Komisariat PBB ini melaporkan 17.000 pengungsi berada di kamp transit Tunisia menunggu dipulangkan, mereka berasal dari 25 negara, kebanyakan dari Bangladesh.
UNHCR mengatakan ada sekitar 800 orang yang tidak bisa dipulangkan karena berasal dari negara terlibat konflik seperti Somalia. Komisariat tersebut menjanjikan solusi lain bagi mereka.
Baik UNHCR maupun International Organization for Migration (IOM) mengupayakan penerbangan jarak jauh dengan tujuan negara Asia lainnya dan sub-sahara Afrika untuk mengatasi penumpukan pengungsi.
Juru Bicara UNHCR, Melissa Fleming mengatakan pengungsi yang baru datang harus melewati lebih dari 100 pos pemeriksaan antara ibukota Libya, Tripoli dan Ras Adjir yang berbatasan dengan Tunisia.
“Kita telah mendengar laporan yang terpercaya, lagi dan lagi, bahwa telepon, kartu SIM, dan uang tunai telah diambil di pos pemeriksaan itu. Telah terjadi juga ancaman dan diskriminasi berdasar warna kulit di seluruh negeri. Meningkatnya pertempuran di wilayah barat menyebabkan gangguan pelayanan rumah sakit dan banyak pengungsi yang baru tiba mengatakan mereka takut keluar rumah untuk mencari makanan” ujar Flemming.
Fleming mengatakan beberapa pengungsi Eritrea dan Somalia yang baru saja tiba di Tunisia memeberitahu pekerja kemanusiaan mengenai teman dan keluarga mereka di Tripoli yang terlalu takut untuk keluar rumah, tempat penampungan atau persembunyian untuk bepergian ke daerah perbatasan.
Lebih lanjut Fleming mengatakan UNHCR dan badan kemanusiaan lainnya di Tripoli sejauh ini telah menerima hampir 800 permintaan bantuan dari pengungsi dan pencari suaka pada hotline 24 jam Komisariat tersebut. Para pengungsi meminta Komisariat tersebut mencarikan mereka dokumen yang dibutuhkan untuk meninggalkan Libya. Banyak yang mengungkapkan kekuatiran bahwa mereka akan terjebak dalam pertempuran.

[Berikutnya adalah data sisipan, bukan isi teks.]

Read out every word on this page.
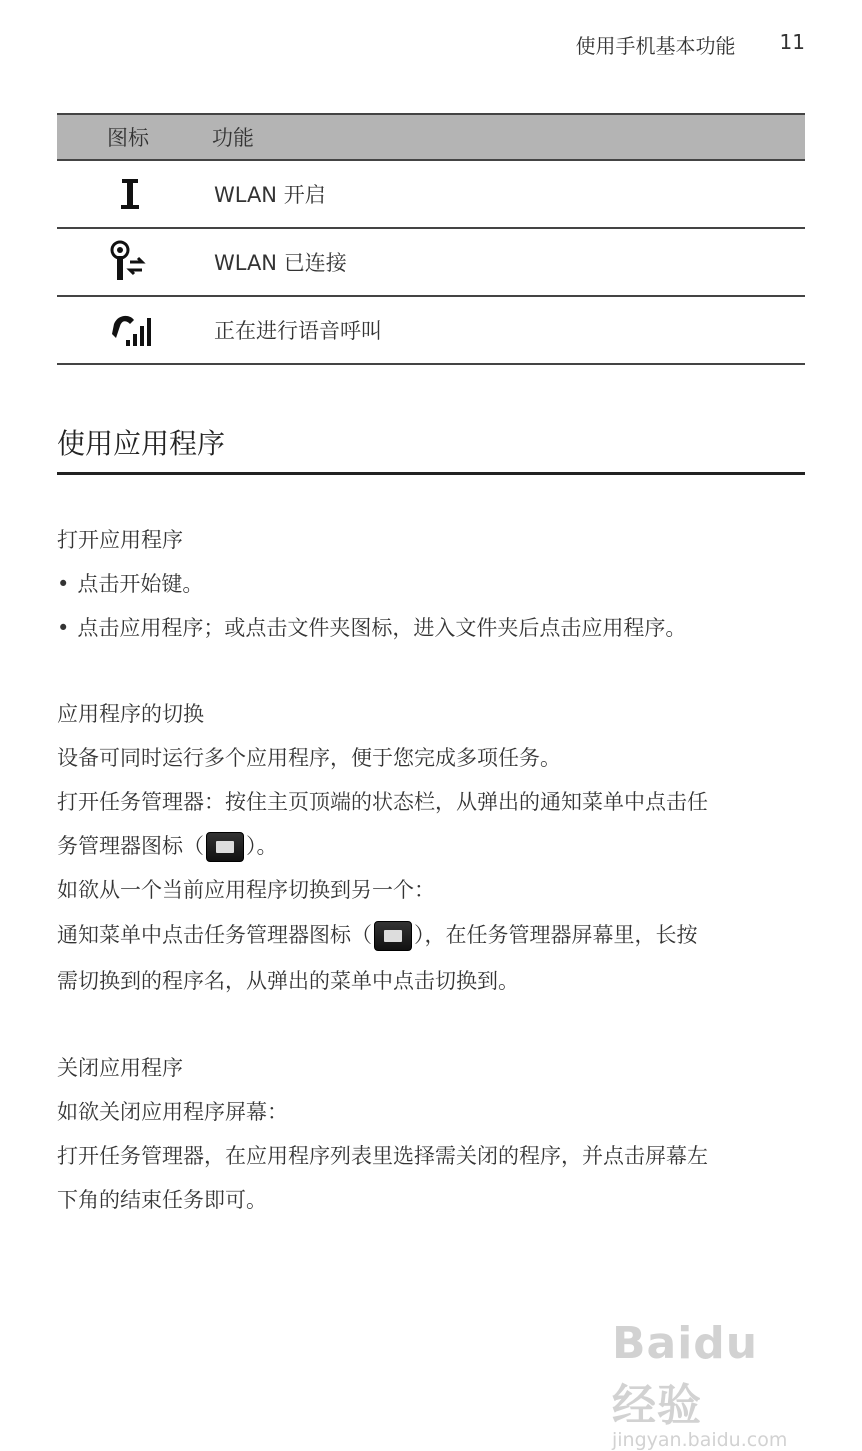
使用手机基本功能 11
图标	功能
WLAN 开启
WLAN 已连接
正在进行语音呼叫
使用应用程序

打开应用程序

• 点击开始键。
• 点击应用程序；或点击文件夹图标，进入文件夹后点击应用程序。

应用程序的切换

设备可同时运行多个应用程序，便于您完成多项任务。

打开任务管理器：按住主页顶端的状态栏，从弹出的通知菜单中点击任

务管理器图标（ ）。

如欲从一个当前应用程序切换到另一个：

通知菜单中点击任务管理器图标（ ），在任务管理器屏幕里，长按

需切换到的程序名，从弹出的菜单中点击切换到。

关闭应用程序

如欲关闭应用程序屏幕：

打开任务管理器，在应用程序列表里选择需关闭的程序，并点击屏幕左

下角的结束任务即可。

Baidu 经验
jingyan.baidu.com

Fleming mengatakan diperkirakan 4.500 orang terkatung-katung di perbatasan Mesir, dan kebanyakan berasal dari Bangladesh. Ia mengatakan kebanyakan pengungsi itu tidur di alam terbuka dibawah cuaca dingin.
UNHCR melaporkan lebih dari 230.000 orang telah melarikan diri dari Libya sejak pemberontakan dimulai di pertengahan Januari.